Nigeria Needs $3 Trillion For Infrastructure Projects

infrastructure development

The Minister of Budget and National Planning, Udoma Udo-Udoma, has revealed that Nigeria will need about $3.05 trillion in the next 30 years in order to implement the National Integrated Infrastructure Master Plan, NIIMP.

The plan which will be executed in collaboration with Federal and State governments as well as the private sector will see the public sector taking 52% of the load with the private sector underwriting the balance in the first five years of the plan.

The Minister made this remarks when he received the Report of a 3-Day Pre-Summit Workshop from the Infrastructure Private Public Partnership Summit Group, PPPSG, saying that the NIIMP is a blueprint for accelerated infrastructure development, which seeks to raise the stock of infrastructure in the country from the current level of 20%-25% of the GDP to at least 70% by 2043.
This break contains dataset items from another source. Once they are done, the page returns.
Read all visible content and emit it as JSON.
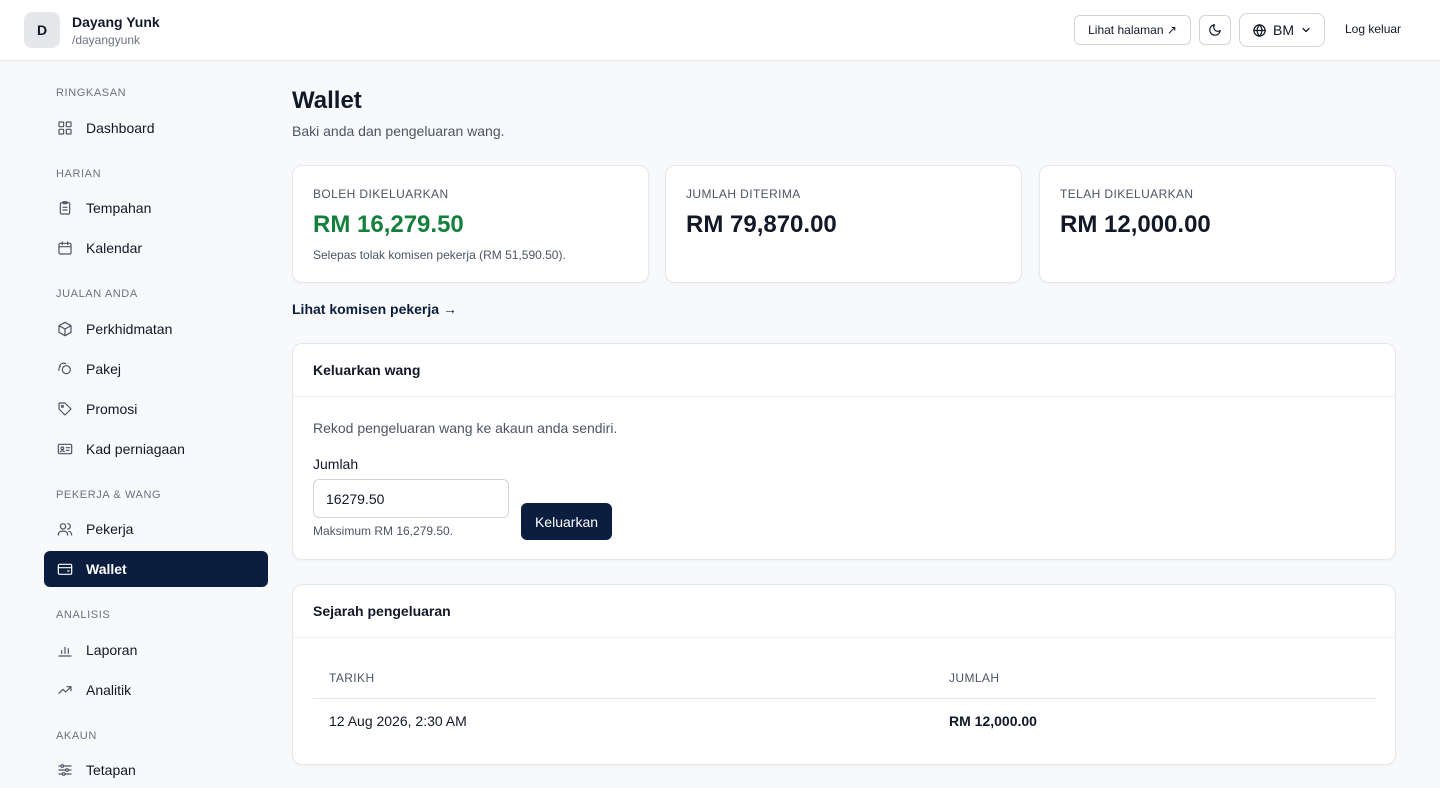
{
  "header": {
    "avatar_initial": "D",
    "business_name": "Dayang Yunk",
    "business_handle": "/dayangyunk",
    "view_page_label": "Lihat halaman ↗",
    "language_label": "BM",
    "logout_label": "Log keluar"
  },
  "sidebar": {
    "sections": {
      "summary": "RINGKASAN",
      "daily": "HARIAN",
      "sales": "JUALAN ANDA",
      "staff_money": "PEKERJA & WANG",
      "analysis": "ANALISIS",
      "account": "AKAUN"
    },
    "items": {
      "dashboard": "Dashboard",
      "bookings": "Tempahan",
      "calendar": "Kalendar",
      "services": "Perkhidmatan",
      "packages": "Pakej",
      "promotions": "Promosi",
      "business_card": "Kad perniagaan",
      "staff": "Pekerja",
      "wallet": "Wallet",
      "reports": "Laporan",
      "analytics": "Analitik",
      "settings": "Tetapan"
    }
  },
  "main": {
    "title": "Wallet",
    "subtitle": "Baki anda dan pengeluaran wang.",
    "stats": {
      "withdrawable_label": "BOLEH DIKELUARKAN",
      "withdrawable_value": "RM 16,279.50",
      "withdrawable_note": "Selepas tolak komisen pekerja (RM 51,590.50).",
      "received_label": "JUMLAH DITERIMA",
      "received_value": "RM 79,870.00",
      "withdrawn_label": "TELAH DIKELUARKAN",
      "withdrawn_value": "RM 12,000.00"
    },
    "commission_link": "Lihat komisen pekerja →",
    "withdraw": {
      "title": "Keluarkan wang",
      "description": "Rekod pengeluaran wang ke akaun anda sendiri.",
      "amount_label": "Jumlah",
      "amount_value": "16279.50",
      "max_hint": "Maksimum RM 16,279.50.",
      "submit_label": "Keluarkan"
    },
    "history": {
      "title": "Sejarah pengeluaran",
      "columns": {
        "date": "TARIKH",
        "amount": "JUMLAH"
      },
      "rows": [
        {
          "date": "12 Aug 2026, 2:30 AM",
          "amount": "RM 12,000.00"
        }
      ]
    }
  },
  "colors": {
    "primary": "#0b1e3f",
    "positive": "#15803d",
    "border": "#e5e7eb",
    "background": "#f8f9fb"
  }
}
Udo-Udoma said that the PPP Summit Group has a responsibility to chart a course for the PPP funding in some critical sectors as well as establish a private sector-led Community of Practice to work in collaboration with government across all levels to ensure the successful implementation of infrastructure roadmaps.

He added that Investments in the NIIMP are geared towards meeting infrastructure requirements of the major sectors of the economy including Energy, Transport, ICT, Agriculture, Water and Mining, Housing, Social Infrastructure and Security and Vital Registration.

The Minister explained that apart from being a robust framework for infrastructure development, the NIIMP will also serve as investors’ guide, enhance economic growth and create job opportunities among other benefits.



    The master-plan outlines a financing plan for the public sector component of the investment requirement with four major options – public budgets, loans, pension funds and sovereign wealth fund as well as public private partnership, PPP.

    Udo-Udoma pointed out that President Mohammadu Buhari is determined to attract as much private sector investment as possible to enable a quick turnaround in the country’s economy.

    Chairman of the PPP Summit Group, A. B. Mahmoud, said that since it would be impossible for government to bridge the existing infrastructure gap within a reasonably short period, it becomes necessary for collaboration with the private sector to achieve the purpose.

    He however noted that the private sector will only get involved in the execution of projects if the plans are well laid out and attractive; which is why the group is out to chart a course for the PPP funding to ensure the successful implementation of infrastructure roadmaps.